Transcriptional and posttranscriptional regulation of tyrosine aminotransferase by insulin in rat hepatoma cells.

作者信息

Crettaz M, Muller-Wieland D, Kahn C R

机构信息

Department of Medicine, Brigham and Women's Hospital, Boston, Massachusetts.

出版信息

Biochemistry. 1988 Jan 12;27(1):495-500. doi: 10.1021/bi00401a071.

DOI:10.1021/bi00401a071
PMID:2894848
Abstract

The molecular mechanisms of induction of tyrosine aminotransferase (TAT) by insulin were studied in the well-differentiated rat hepatoma cell line Fao. Incubation of Fao cells with insulin resulted in a 2-fold increase in TAT activity and TAT mRNA measured by Northern blot analysis with an oligonucleotide probe to the 5' end of the gene. The effect of insulin on TAT activity had a lag period of 30-60 min and was maximal within 4-5 h. The insulin effect on TAT mRNA was rapid, half-maximal after 15 min, and complete within 1-2 h. Insulin dose-response curves for stimulation of TAT activity and TAT mRNA were almost identical. TAT mRNA levels and enzyme activity were also stimulated by anti-insulin receptor antibodies and dexamethasone but not by wheat germ agglutinin, concanavalin A, or phytohemagglutin. The effect of insulin on the TAT gene was further investigated by measuring the relative rate of transcription in isolated nuclei using genomic TAT clones.
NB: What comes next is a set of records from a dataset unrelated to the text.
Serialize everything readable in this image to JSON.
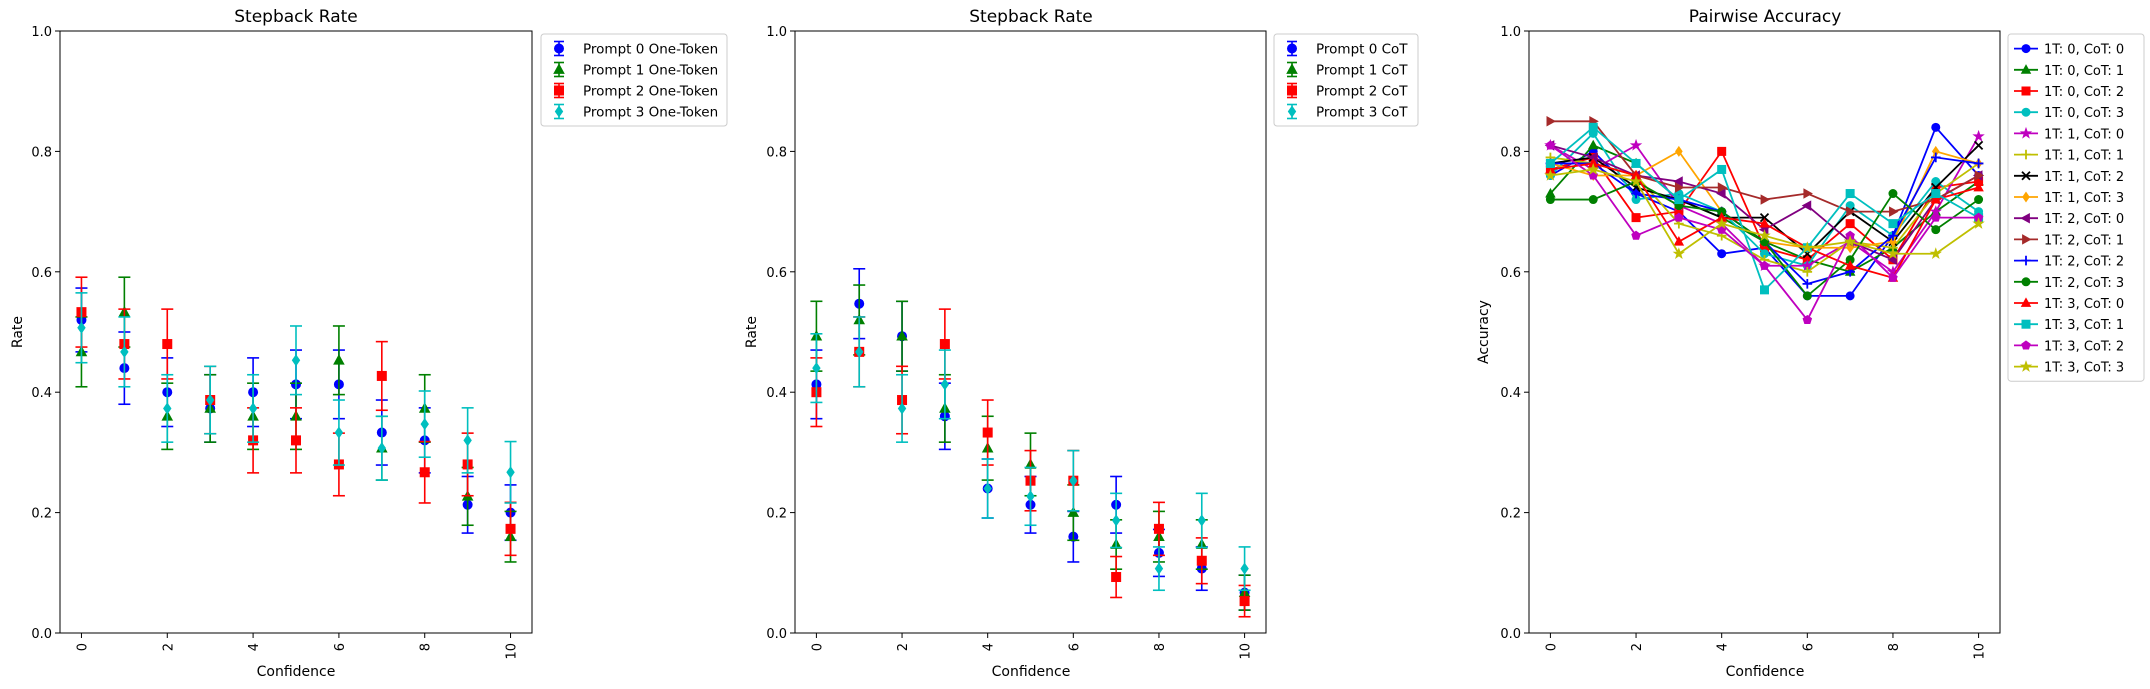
{
  "chart_data": [
    {
      "type": "scatter",
      "title": "Stepback Rate",
      "xlabel": "Confidence",
      "ylabel": "Rate",
      "xlim": [
        -0.5,
        10.5
      ],
      "ylim": [
        0,
        1.0
      ],
      "xticks": [
        "0",
        "2",
        "4",
        "6",
        "8",
        "10"
      ],
      "yticks": [
        "0.0",
        "0.2",
        "0.4",
        "0.6",
        "0.8",
        "1.0"
      ],
      "legend_position": "outside-top-right",
      "series": [
        {
          "name": "Prompt 0 One-Token",
          "color": "#0000ff",
          "marker": "circle",
          "offset": 0.0,
          "values": [
            0.52,
            0.44,
            0.4,
            0.373,
            0.4,
            0.413,
            0.413,
            0.333,
            0.32,
            0.213,
            0.2
          ],
          "errors": [
            0.053,
            0.06,
            0.057,
            0.056,
            0.057,
            0.057,
            0.057,
            0.054,
            0.054,
            0.047,
            0.046
          ]
        },
        {
          "name": "Prompt 1 One-Token",
          "color": "#008000",
          "marker": "triangle",
          "offset": 0.0,
          "values": [
            0.467,
            0.533,
            0.36,
            0.373,
            0.36,
            0.36,
            0.453,
            0.307,
            0.373,
            0.227,
            0.16
          ],
          "errors": [
            0.058,
            0.058,
            0.055,
            0.056,
            0.055,
            0.055,
            0.057,
            0.053,
            0.056,
            0.048,
            0.042
          ]
        },
        {
          "name": "Prompt 2 One-Token",
          "color": "#ff0000",
          "marker": "square",
          "offset": 0.0,
          "values": [
            0.533,
            0.48,
            0.48,
            0.387,
            0.32,
            0.32,
            0.28,
            0.427,
            0.267,
            0.28,
            0.173
          ],
          "errors": [
            0.058,
            0.058,
            0.058,
            0.056,
            0.054,
            0.054,
            0.052,
            0.057,
            0.051,
            0.052,
            0.044
          ]
        },
        {
          "name": "Prompt 3 One-Token",
          "color": "#00bfbf",
          "marker": "diamond",
          "offset": 0.0,
          "values": [
            0.507,
            0.467,
            0.373,
            0.387,
            0.373,
            0.453,
            0.333,
            0.307,
            0.347,
            0.32,
            0.267
          ],
          "errors": [
            0.058,
            0.058,
            0.056,
            0.056,
            0.056,
            0.057,
            0.054,
            0.053,
            0.055,
            0.054,
            0.051
          ]
        }
      ]
    },
    {
      "type": "scatter",
      "title": "Stepback Rate",
      "xlabel": "Confidence",
      "ylabel": "Rate",
      "xlim": [
        -0.5,
        10.5
      ],
      "ylim": [
        0,
        1.0
      ],
      "xticks": [
        "0",
        "2",
        "4",
        "6",
        "8",
        "10"
      ],
      "yticks": [
        "0.0",
        "0.2",
        "0.4",
        "0.6",
        "0.8",
        "1.0"
      ],
      "legend_position": "outside-top-right",
      "series": [
        {
          "name": "Prompt 0 CoT",
          "color": "#0000ff",
          "marker": "circle",
          "offset": 0.0,
          "values": [
            0.413,
            0.547,
            0.493,
            0.36,
            0.24,
            0.213,
            0.16,
            0.213,
            0.133,
            0.107,
            0.067
          ],
          "errors": [
            0.057,
            0.058,
            0.058,
            0.055,
            0.049,
            0.047,
            0.042,
            0.047,
            0.039,
            0.036,
            0.029
          ]
        },
        {
          "name": "Prompt 1 CoT",
          "color": "#008000",
          "marker": "triangle",
          "offset": 0.0,
          "values": [
            0.493,
            0.52,
            0.493,
            0.373,
            0.307,
            0.28,
            0.2,
            0.147,
            0.16,
            0.147,
            0.067
          ],
          "errors": [
            0.058,
            0.058,
            0.058,
            0.056,
            0.053,
            0.052,
            0.046,
            0.041,
            0.042,
            0.041,
            0.029
          ]
        },
        {
          "name": "Prompt 2 CoT",
          "color": "#ff0000",
          "marker": "square",
          "offset": 0.0,
          "values": [
            0.4,
            0.467,
            0.387,
            0.48,
            0.333,
            0.253,
            0.253,
            0.093,
            0.173,
            0.12,
            0.053
          ],
          "errors": [
            0.057,
            0.058,
            0.056,
            0.058,
            0.054,
            0.05,
            0.05,
            0.034,
            0.044,
            0.038,
            0.026
          ]
        },
        {
          "name": "Prompt 3 CoT",
          "color": "#00bfbf",
          "marker": "diamond",
          "offset": 0.0,
          "values": [
            0.44,
            0.467,
            0.373,
            0.413,
            0.24,
            0.227,
            0.253,
            0.187,
            0.107,
            0.187,
            0.107
          ],
          "errors": [
            0.057,
            0.058,
            0.056,
            0.057,
            0.049,
            0.048,
            0.05,
            0.045,
            0.036,
            0.045,
            0.036
          ]
        }
      ]
    },
    {
      "type": "line",
      "title": "Pairwise Accuracy",
      "xlabel": "Confidence",
      "ylabel": "Accuracy",
      "xlim": [
        -0.5,
        10.5
      ],
      "ylim": [
        0,
        1.0
      ],
      "xticks": [
        "0",
        "2",
        "4",
        "6",
        "8",
        "10"
      ],
      "yticks": [
        "0.0",
        "0.2",
        "0.4",
        "0.6",
        "0.8",
        "1.0"
      ],
      "legend_position": "outside-top-right",
      "x": [
        0,
        1,
        2,
        3,
        4,
        5,
        6,
        7,
        8,
        9,
        10
      ],
      "series": [
        {
          "name": "1T: 0, CoT: 0",
          "color": "#0000ff",
          "marker": "circle",
          "values": [
            0.76,
            0.8,
            0.73,
            0.7,
            0.63,
            0.64,
            0.56,
            0.56,
            0.66,
            0.84,
            0.76
          ]
        },
        {
          "name": "1T: 0, CoT: 1",
          "color": "#008000",
          "marker": "triangle",
          "values": [
            0.73,
            0.81,
            0.78,
            0.72,
            0.69,
            0.65,
            0.62,
            0.6,
            0.64,
            0.7,
            0.75
          ]
        },
        {
          "name": "1T: 0, CoT: 2",
          "color": "#ff0000",
          "marker": "square",
          "values": [
            0.77,
            0.79,
            0.69,
            0.7,
            0.8,
            0.64,
            0.62,
            0.68,
            0.62,
            0.74,
            0.75
          ]
        },
        {
          "name": "1T: 0, CoT: 3",
          "color": "#00bfbf",
          "marker": "circle",
          "values": [
            0.76,
            0.83,
            0.72,
            0.73,
            0.7,
            0.63,
            0.61,
            0.71,
            0.66,
            0.75,
            0.7
          ]
        },
        {
          "name": "1T: 1, CoT: 0",
          "color": "#bf00bf",
          "marker": "star",
          "values": [
            0.81,
            0.77,
            0.81,
            0.71,
            0.68,
            0.61,
            0.61,
            0.65,
            0.6,
            0.7,
            0.825
          ]
        },
        {
          "name": "1T: 1, CoT: 1",
          "color": "#bfbf00",
          "marker": "plus",
          "values": [
            0.79,
            0.78,
            0.76,
            0.68,
            0.66,
            0.62,
            0.6,
            0.65,
            0.64,
            0.73,
            0.78
          ]
        },
        {
          "name": "1T: 1, CoT: 2",
          "color": "#000000",
          "marker": "x",
          "values": [
            0.78,
            0.79,
            0.74,
            0.72,
            0.69,
            0.69,
            0.63,
            0.7,
            0.65,
            0.74,
            0.81
          ]
        },
        {
          "name": "1T: 1, CoT: 3",
          "color": "#ffa500",
          "marker": "diamond",
          "values": [
            0.78,
            0.76,
            0.76,
            0.8,
            0.7,
            0.65,
            0.64,
            0.64,
            0.65,
            0.8,
            0.78
          ]
        },
        {
          "name": "1T: 2, CoT: 0",
          "color": "#800080",
          "marker": "triangle-left",
          "values": [
            0.81,
            0.79,
            0.76,
            0.75,
            0.73,
            0.67,
            0.71,
            0.65,
            0.62,
            0.72,
            0.76
          ]
        },
        {
          "name": "1T: 2, CoT: 1",
          "color": "#a52a2a",
          "marker": "triangle-right",
          "values": [
            0.85,
            0.85,
            0.76,
            0.74,
            0.74,
            0.72,
            0.73,
            0.7,
            0.7,
            0.72,
            0.76
          ]
        },
        {
          "name": "1T: 2, CoT: 2",
          "color": "#0000ff",
          "marker": "plus",
          "values": [
            0.78,
            0.78,
            0.73,
            0.72,
            0.7,
            0.65,
            0.58,
            0.6,
            0.66,
            0.79,
            0.78
          ]
        },
        {
          "name": "1T: 2, CoT: 3",
          "color": "#008000",
          "marker": "circle",
          "values": [
            0.72,
            0.72,
            0.75,
            0.71,
            0.7,
            0.65,
            0.56,
            0.62,
            0.73,
            0.67,
            0.72
          ]
        },
        {
          "name": "1T: 3, CoT: 0",
          "color": "#ff0000",
          "marker": "triangle",
          "values": [
            0.77,
            0.78,
            0.76,
            0.65,
            0.69,
            0.68,
            0.64,
            0.61,
            0.59,
            0.72,
            0.74
          ]
        },
        {
          "name": "1T: 3, CoT: 1",
          "color": "#00bfbf",
          "marker": "square",
          "values": [
            0.78,
            0.84,
            0.78,
            0.72,
            0.77,
            0.57,
            0.64,
            0.73,
            0.68,
            0.73,
            0.69
          ]
        },
        {
          "name": "1T: 3, CoT: 2",
          "color": "#bf00bf",
          "marker": "pentagon",
          "values": [
            0.81,
            0.76,
            0.66,
            0.69,
            0.67,
            0.61,
            0.52,
            0.66,
            0.59,
            0.69,
            0.69
          ]
        },
        {
          "name": "1T: 3, CoT: 3",
          "color": "#bfbf00",
          "marker": "star",
          "values": [
            0.76,
            0.77,
            0.75,
            0.63,
            0.68,
            0.66,
            0.64,
            0.65,
            0.63,
            0.63,
            0.68
          ]
        }
      ]
    }
  ]
}
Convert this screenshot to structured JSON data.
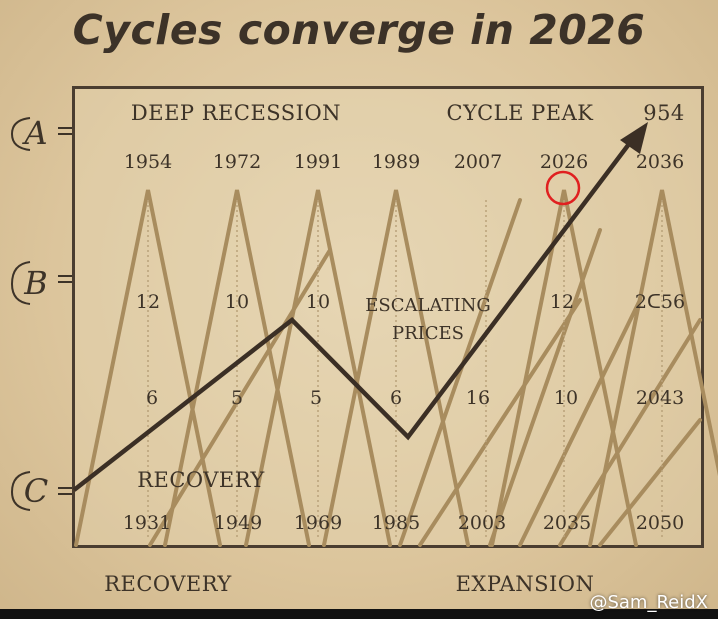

Insulin produced a 1.5-1.7-fold increase in the production of TAT RNA transcripts. Dexamethasone induced both TAT activity and TAT mRNA to a comparable extent. In the presence of dexamethasone, insulin produced an additional 2-fold stimulation of TAT activity but had no additional effect on the abundance of TAT mRNA. These data provide direct evidence that insulin can increase TAT activity by at least two distinct mechanisms: insulin alone appears to increase TAT activity and TAT mRNA due to a stimulation of the TAT gene transcription rate; while in the presence of glucocorticoids, insulin increases TAT activity but not TAT mRNA, suggesting an insulin effect at the posttranscriptional level.

摘要

在分化良好的大鼠肝癌细胞系Fao中研究了胰岛素诱导酪氨酸转氨酶(TAT)的分子机制。用胰岛素孵育Fao细胞,通过用针对该基因5'端的寡核苷酸探针进行Northern印迹分析,发现TAT活性和TAT mRNA增加了2倍。胰岛素对TAT活性的影响有30 - 60分钟的延迟期,在4 - 5小时内达到最大值。胰岛素对TAT mRNA的影响迅速,15分钟后达到最大值的一半,在1 - 2小时内达到完全效应。刺激TAT活性和TAT mRNA的胰岛素剂量反应曲线几乎相同。抗胰岛素受体抗体和地塞米松也能刺激TAT mRNA水平和酶活性,但麦胚凝集素、伴刀豆球蛋白A或植物血凝素则不能。通过使用基因组TAT克隆测量分离细胞核中的相对转录速率,进一步研究了胰岛素对TAT基因的影响。胰岛素使TAT RNA转录本的产生增加了1.5 - 1.7倍。地塞米松在相当程度上诱导了TAT活性和TAT mRNA。在地塞米松存在的情况下,胰岛素使TAT活性额外增加了2倍,但对TAT mRNA丰度没有额外影响。这些数据提供了直接证据,表明胰岛素可以通过至少两种不同机制增加TAT活性:单独的胰岛素似乎由于刺激TAT基因转录速率而增加TAT活性和TAT mRNA;而在糖皮质激素存在的情况下,胰岛素增加TAT活性但不增加TAT mRNA,这表明胰岛素在转录后水平起作用。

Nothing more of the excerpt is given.